In the culture of contemporary wassail, alongside the hallooing and pot banging, the mud, performance and fireworks, we make offering to the animate apple trees. The best of the year’s cider is poured on the roots of the trees – ‘old apple tree we wassail thee’. Toast fragments delicately adorn the tree’s branches – to feed the tree’s spirit, and also the small birds that weave their own songs of gratitude into the tree’s plenty.

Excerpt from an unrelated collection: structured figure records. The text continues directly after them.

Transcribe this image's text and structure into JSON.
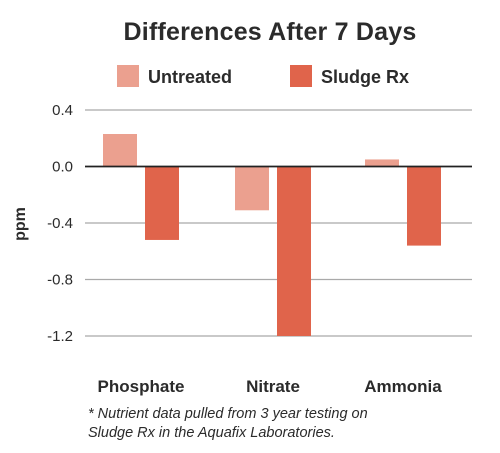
{
  "chart_data": {
    "type": "bar",
    "title": "Differences After 7 Days",
    "xlabel": "",
    "ylabel": "ppm",
    "categories": [
      "Phosphate",
      "Nitrate",
      "Ammonia"
    ],
    "series": [
      {
        "name": "Untreated",
        "color": "#eba08f",
        "values": [
          0.23,
          -0.31,
          0.05
        ]
      },
      {
        "name": "Sludge Rx",
        "color": "#e0644b",
        "values": [
          -0.52,
          -1.2,
          -0.56
        ]
      }
    ],
    "ylim": [
      -1.2,
      0.4
    ],
    "yticks": [
      0.4,
      0.0,
      -0.4,
      -0.8,
      -1.2
    ],
    "ytick_labels": [
      "0.4",
      "0.0",
      "-0.4",
      "-0.8",
      "-1.2"
    ],
    "grid": true,
    "legend_position": "top",
    "zero_line_color": "#222222",
    "gridline_color": "#a9a9a9"
  },
  "footnote": {
    "line1": "* Nutrient data pulled from 3 year testing on",
    "line2": "Sludge Rx in the Aquafix Laboratories."
  }
}
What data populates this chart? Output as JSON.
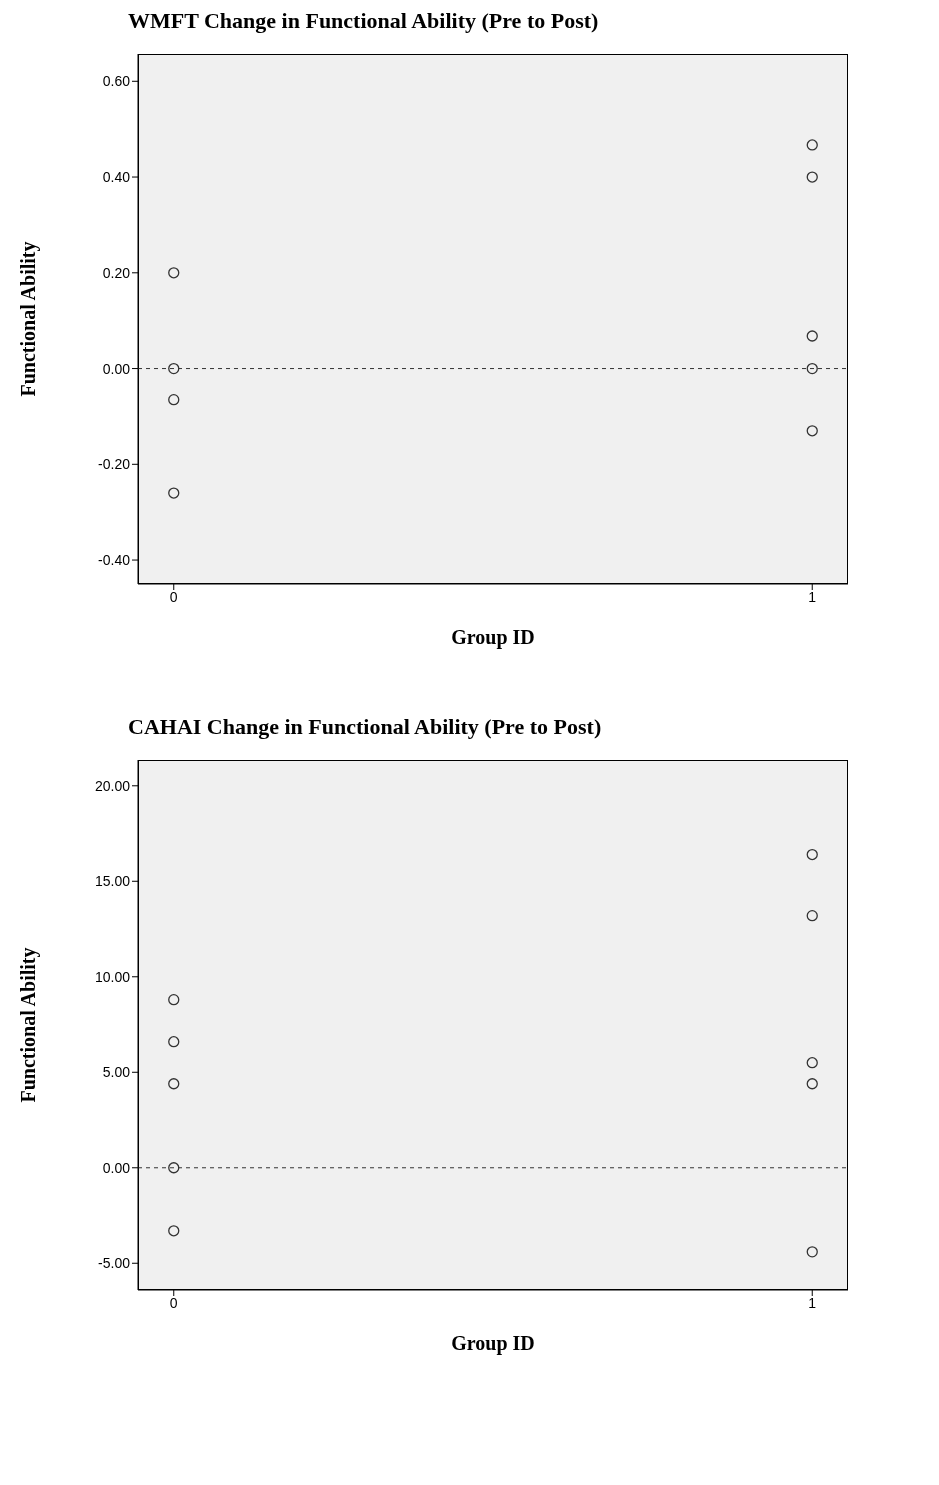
{
  "chart_data": [
    {
      "type": "scatter",
      "title": "WMFT Change in Functional Ability (Pre to Post)",
      "xlabel": "Group ID",
      "ylabel": "Functional Ability",
      "categories": [
        "0",
        "1"
      ],
      "series": [
        {
          "color": "#333333",
          "x": [
            "0",
            "0",
            "0",
            "0",
            "1",
            "1",
            "1",
            "1",
            "1"
          ],
          "values": [
            0.2,
            0.0,
            -0.065,
            -0.26,
            0.467,
            0.4,
            0.068,
            0.0,
            -0.13
          ]
        }
      ],
      "ylim": [
        -0.45,
        0.657
      ],
      "yticks": [
        {
          "value": -0.4,
          "label": "-0.40"
        },
        {
          "value": -0.2,
          "label": "-0.20"
        },
        {
          "value": 0,
          "label": "0.00"
        },
        {
          "value": 0.2,
          "label": "0.20"
        },
        {
          "value": 0.4,
          "label": "0.40"
        },
        {
          "value": 0.6,
          "label": "0.60"
        }
      ],
      "ref_lines": [
        {
          "axis": "y",
          "value": 0,
          "color": "#333333",
          "line_style": "dashed"
        }
      ],
      "marker": "circle",
      "grid": false,
      "legend": false
    },
    {
      "type": "scatter",
      "title": "CAHAI Change in Functional Ability (Pre to Post)",
      "xlabel": "Group ID",
      "ylabel": "Functional Ability",
      "categories": [
        "0",
        "1"
      ],
      "series": [
        {
          "color": "#333333",
          "x": [
            "0",
            "0",
            "0",
            "0",
            "0",
            "1",
            "1",
            "1",
            "1",
            "1"
          ],
          "values": [
            8.8,
            6.6,
            4.4,
            0.0,
            -3.3,
            16.4,
            13.2,
            5.5,
            4.4,
            -4.4
          ]
        }
      ],
      "ylim": [
        -6.4,
        21.35
      ],
      "yticks": [
        {
          "value": -5,
          "label": "-5.00"
        },
        {
          "value": 0,
          "label": "0.00"
        },
        {
          "value": 5,
          "label": "5.00"
        },
        {
          "value": 10,
          "label": "10.00"
        },
        {
          "value": 15,
          "label": "15.00"
        },
        {
          "value": 20,
          "label": "20.00"
        }
      ],
      "ref_lines": [
        {
          "axis": "y",
          "value": 0,
          "color": "#333333",
          "line_style": "dashed"
        }
      ],
      "marker": "circle",
      "grid": false,
      "legend": false
    }
  ]
}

This Twelfth Night we will be out in the dusk, hoping the pale clarity of the winter sunset will spill itself into Herefordshire’s great river as she meanders slowly between the fields and a nearby orchard. We do simple DIY wassails now – with ritual and recipes learnt from traditional songs, and with neighbours who generously promise warmed cider in return for the ceremony that wakes and thanks their apple trees. We’ll stumble together amongst the trees, breathing the cold night air and feeling our connection with the earth beneath us.
Perhaps the current wassail revival feeds our growing longing for that connection – addressing the place deep in our collective consciousness where we recognise ourselves as part of the encompassing ecosystem, not other, not separate.
… and perhaps our wassail ceremony is met by a reciprocity from the earth. In the ancient rites of celebration amidst the apple trees, the magic of shared song and laughter, as we give our gratitude for all those lovely apples – hat fulls, cap fulls, three bushel bags full, and little heaps under the stairs – for a moment we come home to ourselves, and home to the land.
I have to correct your history – in the aftermath of the Norman Conquest, it was the native land-owners who were dispossessed not the general population. It is estimated that only some 10,000 assorted French made England their home, settling among a population of perhaps 1.5 million. Did the Normans (and Bretons) bring cider-making and drinking with them? In passing, it is noteworthy that the Old English ‘ealuscerwen’ is thought to mean ‘sense of panic induced by lack of ale’ – there is a similar lack of mead concept, but I’m not aware of a cider equivalent.
Hi Nick – well I’m no historian so it may well be that my history needs correcting. I based that paragraph on the often quoted Orderic Vitalis – an example here from his Historia Ecclesiastica:
“In his anger (William the Conqueror) commanded that all crops and herds, chattels and food of every kind should be brought together and burned to ashes with consuming fire, so that the whole region north of Humber might be stripped of all means of sustenance. In consequence so serious a scarcity was felt in England, and so terrible a famine fell upon the humble and defenceless populace, that more than 100,000 Christian folk of both sexes, young and old alike, perished of hunger.”
.. more relevant than this is perhaps the point that this was a time when a shared living from the land was revoked. Land access prior to William’s reign certainly happened through a complex pyramid of already feudal relationships, but with the harrying of the north serfs / peasants and landowners alike were removed from land that had sustained them, and land ownership passed absolutely to the Crown – with conditions of homage and new obligations of military service attached.
But there is always more to learn, and I continue to read this history with interest – and history tells many stories.
And how excellent that shortage of ale had its own word. Thanks for sharing.